Da auch ohne Google-Konto alle Google-Standard-Apps von Gmail über YouTube bis hin zum PlayStore installiert und aktiv bleiben, müssen sie unter „Einstellungen/Apps/Alle“ deaktiviert werden. Sie können jederzeit wieder aktiviert werden. Vor dem Deaktivieren des Chrome-Browsers und der Google-Tastatur sollte man aber schon Alternativen installiert haben.
Wer wirklich sichergehen will, dass Android nun gar nicht mehr nach Hause telefoniert, müsste eine alternative Firmware (Custom ROM) wie CyanogenMod installieren. Dieser Eingriff birgt aber Risiken: So kann es sein, dass Garantieansprüche verloren gehen oder das Smartphone nicht mehr bootet, warnen die Experten der Zeitschrift.
Alternative Quellen für Android-Apps können etwa der 1Mobile Market, AnroidPIT oder das auf Open-Source-Apps spezialisierte F-Droid sein. Um von dort aus die sogenannten APK-Programmpakete installieren zu können, muss in den Einstellungen unter Sicherheit die Installation aus unbekannten Quellen erlaubt werden. Auf diesem Wege steigt aber das Risiko, sich Schadsoftware einzufangen.
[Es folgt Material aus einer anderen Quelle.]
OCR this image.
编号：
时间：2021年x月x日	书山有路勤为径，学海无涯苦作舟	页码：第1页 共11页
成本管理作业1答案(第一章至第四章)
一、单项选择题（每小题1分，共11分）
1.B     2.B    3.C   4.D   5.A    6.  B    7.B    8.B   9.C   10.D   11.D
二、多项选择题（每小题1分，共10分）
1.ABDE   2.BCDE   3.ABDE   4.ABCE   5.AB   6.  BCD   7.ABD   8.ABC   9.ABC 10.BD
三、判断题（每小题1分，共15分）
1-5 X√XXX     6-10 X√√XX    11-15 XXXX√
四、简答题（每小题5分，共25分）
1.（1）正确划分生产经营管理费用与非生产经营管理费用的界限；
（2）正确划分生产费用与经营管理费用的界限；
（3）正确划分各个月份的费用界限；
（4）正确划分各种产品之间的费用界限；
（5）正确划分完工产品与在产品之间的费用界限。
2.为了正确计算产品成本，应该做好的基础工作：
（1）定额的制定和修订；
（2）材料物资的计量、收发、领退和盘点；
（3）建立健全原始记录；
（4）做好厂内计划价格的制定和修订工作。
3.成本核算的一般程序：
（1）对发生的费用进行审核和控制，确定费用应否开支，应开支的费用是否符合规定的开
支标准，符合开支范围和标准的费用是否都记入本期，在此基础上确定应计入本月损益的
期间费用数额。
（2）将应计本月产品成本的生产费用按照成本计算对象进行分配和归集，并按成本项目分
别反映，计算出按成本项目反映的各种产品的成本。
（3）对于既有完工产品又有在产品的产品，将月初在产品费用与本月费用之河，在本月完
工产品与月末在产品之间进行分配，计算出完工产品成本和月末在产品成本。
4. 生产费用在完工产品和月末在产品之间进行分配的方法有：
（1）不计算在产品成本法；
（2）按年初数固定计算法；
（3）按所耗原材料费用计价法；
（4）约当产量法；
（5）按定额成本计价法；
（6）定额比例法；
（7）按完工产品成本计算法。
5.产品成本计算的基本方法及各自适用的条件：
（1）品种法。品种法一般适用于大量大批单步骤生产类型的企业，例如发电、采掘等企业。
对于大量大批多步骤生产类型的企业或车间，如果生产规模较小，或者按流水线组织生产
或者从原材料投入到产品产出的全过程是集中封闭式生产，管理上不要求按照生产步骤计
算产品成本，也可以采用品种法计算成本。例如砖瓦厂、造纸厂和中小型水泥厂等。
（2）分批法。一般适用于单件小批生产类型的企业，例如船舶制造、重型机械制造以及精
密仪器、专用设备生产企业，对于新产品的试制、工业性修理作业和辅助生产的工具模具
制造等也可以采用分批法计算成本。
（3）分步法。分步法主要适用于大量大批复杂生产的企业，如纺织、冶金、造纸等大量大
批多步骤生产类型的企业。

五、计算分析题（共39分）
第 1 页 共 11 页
Als Ersatz für Google Maps empfehlen die Experten etwa die Open-Source-App OsmAnd, die auf Kartenmaterial von OpenStreetMap basiert. Die Mail-App K9 in Verbindung mit einem Mail-Provider aus Deutschland ist den Angaben zufolge eine Alternative zu Google Mail, und statt Chrome kann man Opera, Dolphin oder Firefox als Browser nutzen. Als Lese-App für kostenlose E-Books empfiehlt sich der FBreader, für kopiergeschützte elektronische Lektüre Bluefire. Als Musik-Player kommen etwa WinAmp oder PowerAmp infrage. Wer seine Kontaktdaten über mehrere Geräte synchronisieren möchte, kann selbst einen Server mit der Open-Source-Freeware OwnCloud aufsetzen.
Bei Windows Phone und iOS lässt sich die Datensammelei zwar nicht abstellen, aber zumindest eindämmen. Sowohl für E-Mails als auch für die Synchronisierung von Kontaktdaten können andere Anbieter eingestellt werden. Kontakte lassen sich auch hier in Eigenregie per OwnCloud verwalten. Wer weitergehen will, kann iOS entsperren (Jailbreak) und hat dann Zugriff auf den alternativen App-Store Cydia, der aber kaum Alternativen zu den Standard-Apps bietet, heißt es. Für Windows Phone gibt es überhaupt keine Shop-Alternativen.